Towards economic sustainability through adaptable buildings

The existing building stock in most countries does not meet the parameters of economic, social and environmental sustainability. Physical, functional, technological, economical, social and legal obsolescence are the principal factors driving the decommissioning, refurbishment, alteration and/or adaptation of a building. In the UK the Government promotes optimum use of the existing building stock through mixed use in urban centers and encourages conversion of redundant office and retail space into leisure, service and/or residential uses rather than demolition and renewal. There is therefore a growing need to design new buildings that are adaptable and flexible over their life span whilst at the same time improving user satisfaction.
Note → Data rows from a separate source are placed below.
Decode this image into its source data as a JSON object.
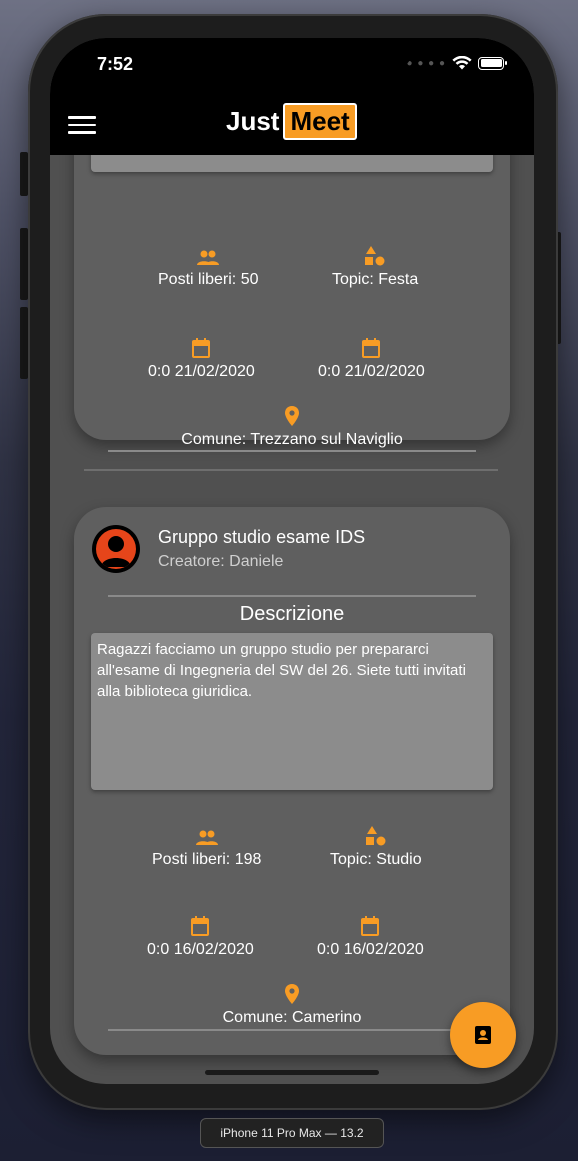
{
  "status_bar": {
    "time": "7:52"
  },
  "app_bar": {
    "logo_just": "Just",
    "logo_meet": "Meet",
    "brand_color": "#f89c24"
  },
  "events": [
    {
      "posti_liberi": "Posti liberi: 50",
      "topic": "Topic: Festa",
      "data_inizio": "0:0 21/02/2020",
      "data_fine": "0:0 21/02/2020",
      "comune": "Comune: Trezzano sul Naviglio"
    },
    {
      "title": "Gruppo studio esame IDS",
      "creator": "Creatore: Daniele",
      "description_label": "Descrizione",
      "description": "Ragazzi facciamo un gruppo studio per prepararci all'esame di Ingegneria del SW del 26. Siete tutti invitati alla biblioteca giuridica.",
      "posti_liberi": "Posti liberi: 198",
      "topic": "Topic: Studio",
      "data_inizio": "0:0 16/02/2020",
      "data_fine": "0:0 16/02/2020",
      "comune": "Comune: Camerino"
    }
  ],
  "simulator_label": "iPhone 11 Pro Max — 13.2",
  "icons": {
    "menu": "hamburger-menu-icon",
    "people": "people-icon",
    "topic": "category-icon",
    "calendar": "calendar-icon",
    "location": "location-pin-icon",
    "fab": "contact-card-icon"
  }
}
A constraint to the implementation of a policy of life span adaptability is the difficulty of understanding the economic considerations over long time scales. This paper investigates the issues surrounding the economics of the life span of adaptable buildings, and establishes a conceptual framework for their economic sustainability. The investigation is based on a case study of how the uses and function of the built environment and its supporting infrastructure have changed over a period of 100 years undertaken within a semi-rural Borough in England, UK. This case study includes a trend analysis identifying the life spans (of buildings), the evolving planning policies and associated social and cultural issues. A conceptual framework is developed and the economic impacts of the changes are evaluated through Whole Life Analysis. The validity and reliability of proposed framework is yet to be tested.